Shrieves cited, on one hand, Dr. Joseph Keeley, an Orlando pediatrician, who leans toward addiction when he says, "There are some kids who clearly act like they're addicted and, when you take them off, they'll go through withdrawal. They'll get irritable and hard to live with."
The problem hit home even further when Keeley drove his daughter to Northwestern University in Evanston, Illinois last fall. There, a dean told him that 3 percent to 4 percent of the freshmen boys move into the dorm, hook up to high-speed and seldom show up for class.
Some readers recall that back in the 70’s, speed was an entirely different kind of addiction. Ah, progress.
As readers might know, Northwestern is one of those schools geared toward the top 10% of serious-minded students in the first place. "Needless to say, that's troublesome," Keeley commented.
Troublesome indeed. But at the University of Illinois in Champaign/Urbana, just a few hours southwest of Evanston, communications professor Scott Jones says, "I'm an addiction skeptic."
As a research fellow with the Pew Internet & American Life Project, Jones explains, "Just because any activity might interfere with other activities is not enough to call it an addiction."

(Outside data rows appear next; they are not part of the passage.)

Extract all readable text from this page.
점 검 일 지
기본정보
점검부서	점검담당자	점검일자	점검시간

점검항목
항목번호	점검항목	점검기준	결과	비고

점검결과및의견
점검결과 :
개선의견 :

American society as a whole has always been skeptical of new technology and its effect on the younger generation. From the nation’s 1920’s concern about how movies were influencing kids, to the record player scourge, radio devil, villainous TV and now the black death of 21st century digital media, children are usually the first to become “threatened” by “the new.”
Once upon a time, the greatest literature of today, by authors such as Charles Dickens and Victor Hugo, as labeled as mere “pulp” fiction entertainment. While greatly appealing to the masses, it continually fended off scorn from the elite.
In the beginning, their works were fit only for serialization in flimsy periodicals. It is fun to imagine a first printing of Les Misérables (1862) used as a wrapping for stinky fish parts and tossed into a Parisian back alley.
That’s not to say the World of Warcraft or Halo will be christened as great art in the future, but then, one never knows for sure, does one?
The heaviest game players are those who play MMORPGs and those players, says the AMA, are the most likely to become socially isolated — and possibly addicted. Even with books, it’s possible to get too much of a good thing. The pejorative “bookworm” comes to mind, doesn’t it?
So the question with video games becomes the same as it does with most other hobbies-for-fun-and-pleasure. How much is too much?
By way of example, Shrieves cites Eric Frisella, 17, of Orlando. Eric, who plays World of Warcraft about 30 hours a week during the school year, often plays each night until 1 a.m.
"I can definitely see how it's possible for people to get addicted," he says. "But then I realize I can have a lot more fun hanging out in the real world with my friends." Good for Eric.
“Real world” seems to be the key. Certainly entertainment, whether it be high art or pulp fun is of vital importance to the human psyche. Whether a game is played with a real ball or a virtual one, or an adventure takes place outdoors or in cyberspace, it is important to our growth to be challenged, to be tested, and hopefully, to win occasionally. As such, video games are good and healthy entertainment.
When the number of hours spent on playing video games, or reading books or playing golf qualifies an individual for health-benefits at a real job, it’s time to go pro and start making some money with all that skill. What could be better than making a living and satisfying your addiction at the same time?
Unfortunately, that other tenet of the human psyche kicks in – the one that says that once a person “has” to do something, it slips from fun to “work” pretty fast.
But there’s hope. For those young people addicted to fun and entertainment, start thinking of a related career. We don’t hear too many complaints from those gamers at Microsoft®, that Johnny Depp fellow running around in a pirate suit or those guys at Pixar, do we?